1 Jesus, full of the Holy Spirit, returned from the Jordan and was led around by the Spirit in the wilderness 2 for forty days, being tempted by the devil. And He ate nothing during those days, and when they had ended, He became hungry… 13 When the devil had finished every temptation, he left Him until an opportune time (Luke 4).
Like any journey, there are highs and lows, twists and turns, bright and dark moments. This week is one of those dark moments in the life of our hero, Jesus. The wilderness temptation is an amazing scene in the life of Christ where we see him plunged into forty days of fasting, isolation, and seemingly unrelenting temptations from Satan himself. It is a picture of endurance, resolve, and dependence upon God in the midst of impossible circumstances.
In the life of any hero, there is always the climatic event of his final victory. There is a sense of assurance that it is going to happen – otherwise, he wouldn’t be much of a hero. But the thing that keeps us on our toes and at the edge of our seat is the nearly impossible tasks and obstacles that the hero overcomes on his journey in order to achieve final victory. Which means that it is not just the final event that makes a hero, but also the journey it took in order to get there. The wilderness temptation is just one of those massive moments in the life of Christ that makes him the unique hero of humanity.
Lets consider a couple issues in order to help us appreciate this story. First, this is not a story primarily teaching you and me how to resist temptation. Instead, this is a story of how Christ uniquely resisted the enemy’s temptations in order to defeat Him. Usually when we are tempted it is from our own sinful flesh, but Jesus was tempted from Satan himself. Also, when we are tempted, we are not looking for it; it comes to us. But Christ went into the heart of the wilderness in order to face the enemy on is own turf. Like the first battle in an on going war, Christ went into enemy territory in order to negotiate the terms of the enemy’s defeat and the release of his people.

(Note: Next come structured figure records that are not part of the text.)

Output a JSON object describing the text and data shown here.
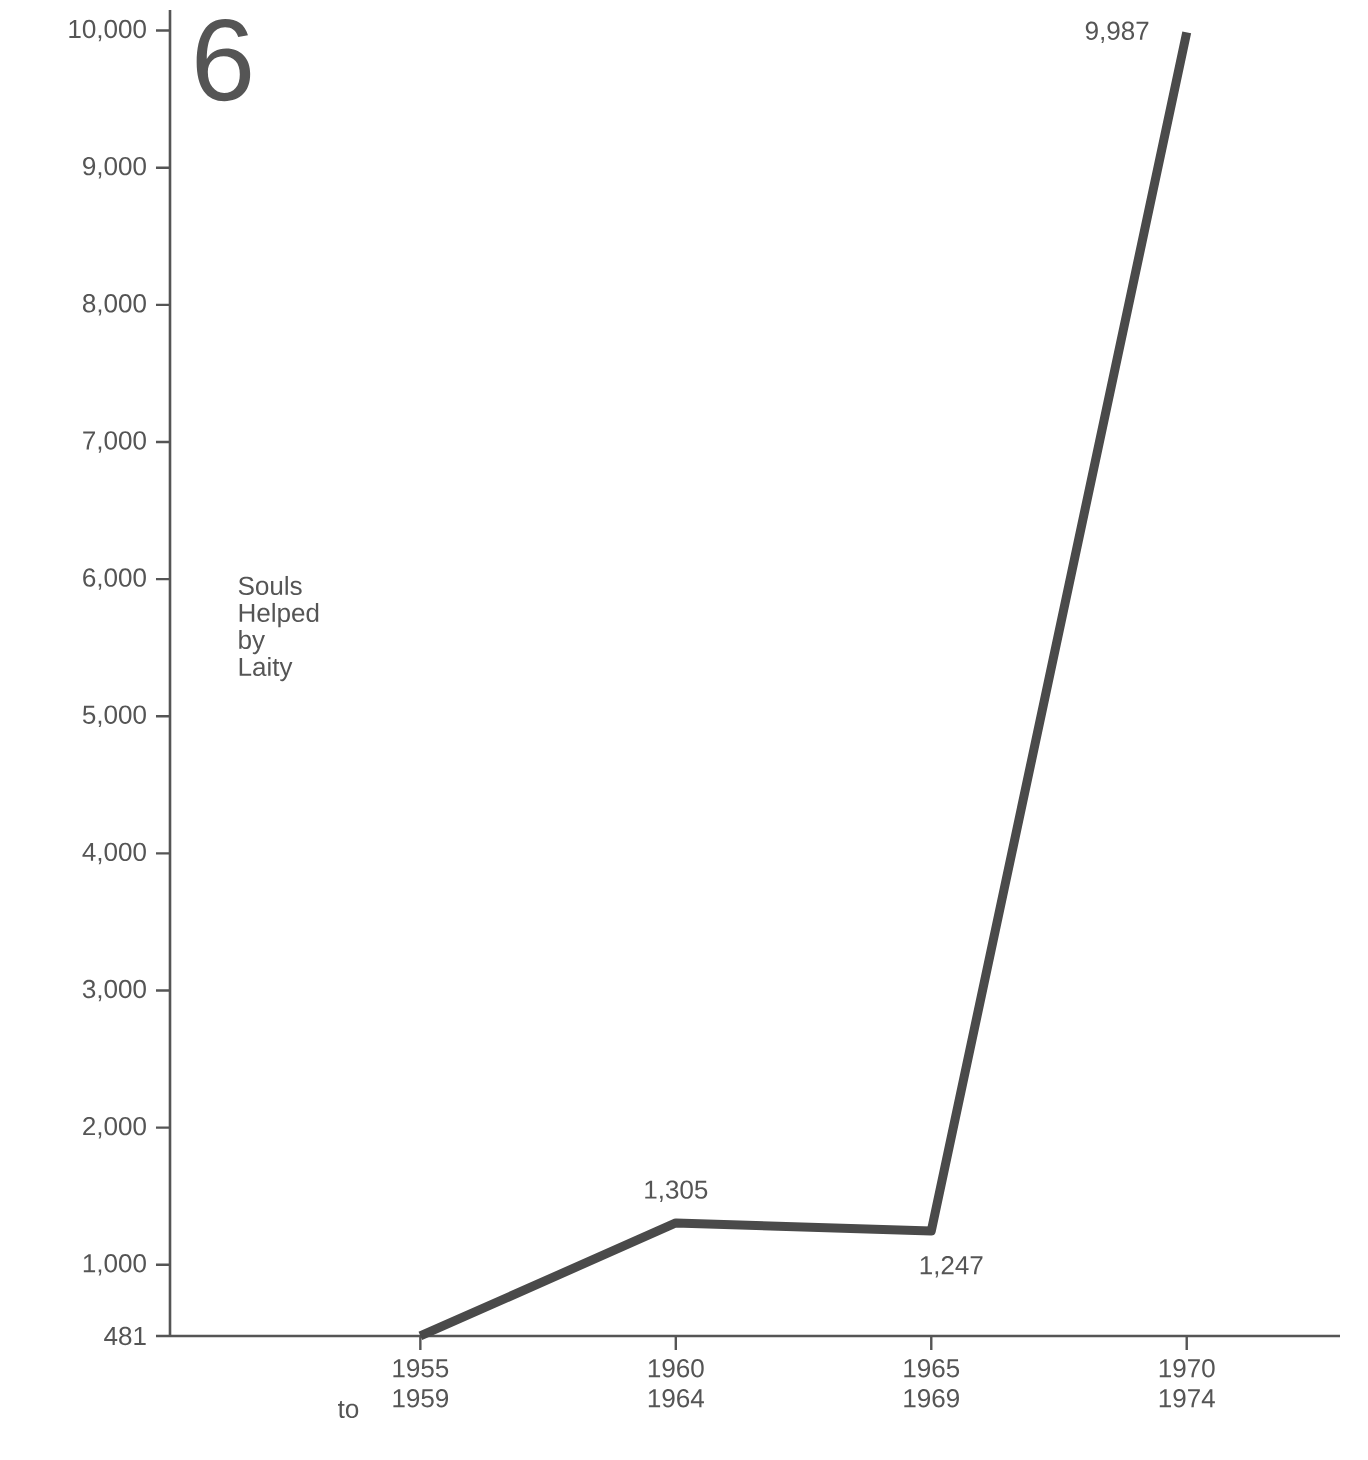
{
  "chart_data": {
    "type": "line",
    "title": "6",
    "categories": [
      "1955 1959",
      "1960 1964",
      "1965 1969",
      "1970 1974"
    ],
    "values": [
      481,
      1305,
      1247,
      9987
    ],
    "value_labels": [
      null,
      "1,305",
      "1,247",
      "9,987"
    ],
    "color": "#4a4a4a",
    "line_style": "solid",
    "marker": "none",
    "grid": false,
    "ylim": [
      481,
      10150
    ],
    "yticks": [
      481,
      {
        "value": 1000,
        "label": "1,000"
      },
      {
        "value": 2000,
        "label": "2,000"
      },
      {
        "value": 3000,
        "label": "3,000"
      },
      {
        "value": 4000,
        "label": "4,000"
      },
      {
        "value": 5000,
        "label": "5,000"
      },
      {
        "value": 6000,
        "label": "6,000"
      },
      {
        "value": 7000,
        "label": "7,000"
      },
      {
        "value": 8000,
        "label": "8,000"
      },
      {
        "value": 9000,
        "label": "9,000"
      },
      {
        "value": 10000,
        "label": "10,000"
      }
    ],
    "annotations": [
      "to",
      "Souls Helped by Laity"
    ]
  }
}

So what do we see in this story? In Luke’s gospel account, in between Jesus’ baptism and wilderness temptation, is a detailed genealogy connecting Jesus all the way back to Adam – the first man. Now, why is this significant? It is significant because in this story Luke is making a critical connection between Christ and Adam. You see Luke is going to show how Christ resisted all the temptations in the wilderness where Adam failed in the Garden of Eden when he ate the forbidden fruit. Not only did he succeed where Adam failed, but he did it while hungry and alone. This exchange is critical because it makes Christ our new representative. In Adam there is only sin and condemnation, but in Christ there is freedom and victory. Paul said it this way in Romans 5:19 “For as through the one man’s disobedience [Adam] the many were made sinners, even so through the obedience of the One [Jesus] the many will be made righteous.”

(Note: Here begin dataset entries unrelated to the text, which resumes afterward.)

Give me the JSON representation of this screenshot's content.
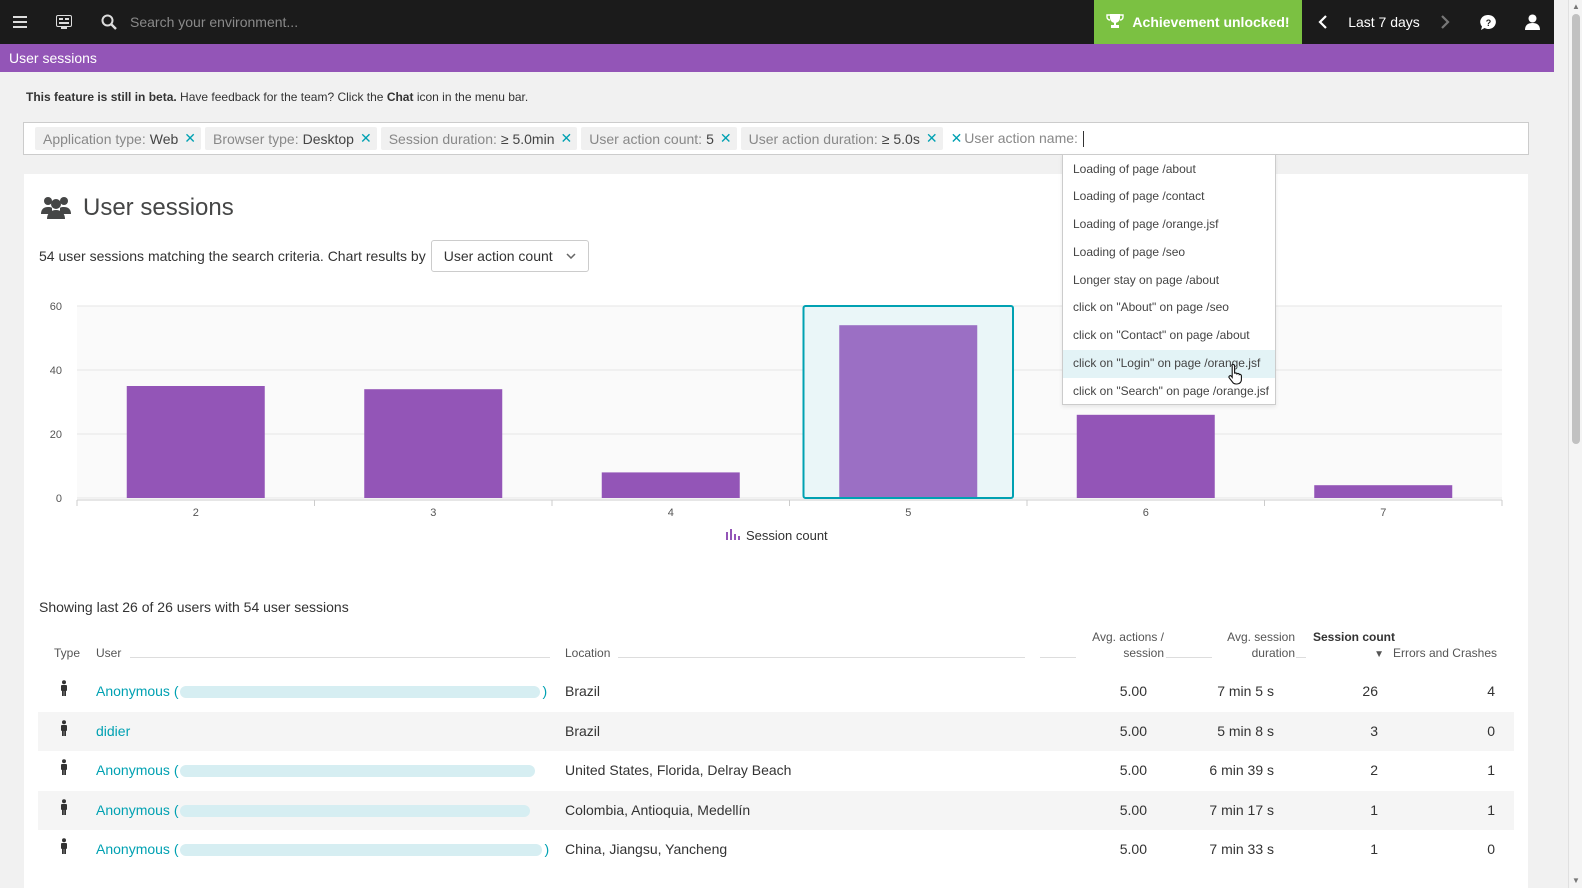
{
  "topbar": {
    "search_placeholder": "Search your environment...",
    "achievement_label": "Achievement unlocked!",
    "timeframe_label": "Last 7 days",
    "icons": [
      "menu-icon",
      "dashboard-icon",
      "search-icon",
      "trophy-icon",
      "chevron-left-icon",
      "chevron-right-icon",
      "chat-icon",
      "user-icon"
    ]
  },
  "header": {
    "title": "User sessions"
  },
  "beta_note": {
    "bold": "This feature is still in beta.",
    "text1": " Have feedback for the team? Click the ",
    "chat": "Chat",
    "text2": " icon in the menu bar."
  },
  "filters": {
    "chips": [
      {
        "key": "Application type:",
        "value": "Web"
      },
      {
        "key": "Browser type:",
        "value": "Desktop"
      },
      {
        "key": "Session duration:",
        "value": "≥ 5.0min"
      },
      {
        "key": "User action count:",
        "value": "5"
      },
      {
        "key": "User action duration:",
        "value": "≥ 5.0s"
      }
    ],
    "input_label": "User action name:"
  },
  "dropdown": {
    "items": [
      "Loading of page /about",
      "Loading of page /contact",
      "Loading of page /orange.jsf",
      "Loading of page /seo",
      "Longer stay on page /about",
      "click on \"About\" on page /seo",
      "click on \"Contact\" on page /about",
      "click on \"Login\" on page /orange.jsf",
      "click on \"Search\" on page /orange.jsf"
    ],
    "hovered_index": 7
  },
  "card": {
    "title": "User sessions",
    "match_text": "54 user sessions matching the search criteria. Chart results by",
    "chart_by_selected": "User action count"
  },
  "chart_data": {
    "type": "bar",
    "categories": [
      "2",
      "3",
      "4",
      "5",
      "6",
      "7"
    ],
    "series": [
      {
        "name": "Session count",
        "values": [
          35,
          34,
          8,
          54,
          26,
          4
        ]
      }
    ],
    "ylim": [
      0,
      60
    ],
    "yticks": [
      "0",
      "20",
      "40",
      "60"
    ],
    "selected_category": "5",
    "bar_color": "#9355b7",
    "selected_bar_color": "#9b6fc4",
    "selection_border_color": "#00a1b2",
    "legend_position": "bottom-center",
    "grid": true
  },
  "table": {
    "summary": "Showing last 26 of 26 users with 54 user sessions",
    "headers": {
      "type": "Type",
      "user": "User",
      "location": "Location",
      "avg_actions_1": "Avg. actions /",
      "avg_actions_2": "session",
      "avg_duration_1": "Avg. session",
      "avg_duration_2": "duration",
      "session_count": "Session count",
      "sort_indicator": "▼",
      "errors": "Errors and Crashes"
    },
    "rows": [
      {
        "user": "Anonymous (",
        "user_end": ")",
        "anonymous": true,
        "location": "Brazil",
        "avg_actions": "5.00",
        "avg_duration": "7 min 5 s",
        "session_count": "26",
        "errors": "4"
      },
      {
        "user": "didier",
        "user_end": "",
        "anonymous": false,
        "location": "Brazil",
        "avg_actions": "5.00",
        "avg_duration": "5 min 8 s",
        "session_count": "3",
        "errors": "0"
      },
      {
        "user": "Anonymous (",
        "user_end": "",
        "anonymous": true,
        "location": "United States, Florida, Delray Beach",
        "avg_actions": "5.00",
        "avg_duration": "6 min 39 s",
        "session_count": "2",
        "errors": "1"
      },
      {
        "user": "Anonymous (",
        "user_end": "",
        "anonymous": true,
        "location": "Colombia, Antioquia, Medellín",
        "avg_actions": "5.00",
        "avg_duration": "7 min 17 s",
        "session_count": "1",
        "errors": "1"
      },
      {
        "user": "Anonymous (",
        "user_end": ")",
        "anonymous": true,
        "location": "China, Jiangsu, Yancheng",
        "avg_actions": "5.00",
        "avg_duration": "7 min 33 s",
        "session_count": "1",
        "errors": "0"
      }
    ]
  }
}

Not every temptation is the same to every person. Each one is unique to someone’s personal preference of circumstance – and this story is no exception of that. For instance, the first temptation to turn stones into bread is not a test to be immoral; instead, it is a trick to try and get Jesus to give in to food like Adam did in the Garden. Where Adam became disobedient by taking and eating, Jesus means to be obedient by not taking and not eating.
His second temptation of seeing all the kingdoms of the world is interesting. The enemy knows why Jesus has come; he is going to win back what Adam lost – dominion over creation. The Devil, the god of this world, offers back to Jesus what is rightfully his – if he would simply worship him. This is a temptation to take the easy way out; to walk the journey of least resistance and to avoid the cross. But Jesus didn’t give in.
The third temptation to throw himself from the temple is also peculiar. But just like in the Garden of Eden, Satan is distorting the word of God in order to get Jesus to give in. But Jesus calls his bluff and corrects his misquoting of scripture. Where Adam (Israel and every other human after him) had failed and fallen, Jesus obeyed God’s word perfectly and effectively resisted temptation. It is because of Jesus’ unique resistance to these powerful temptations that makes him our unique hero and our only Savior.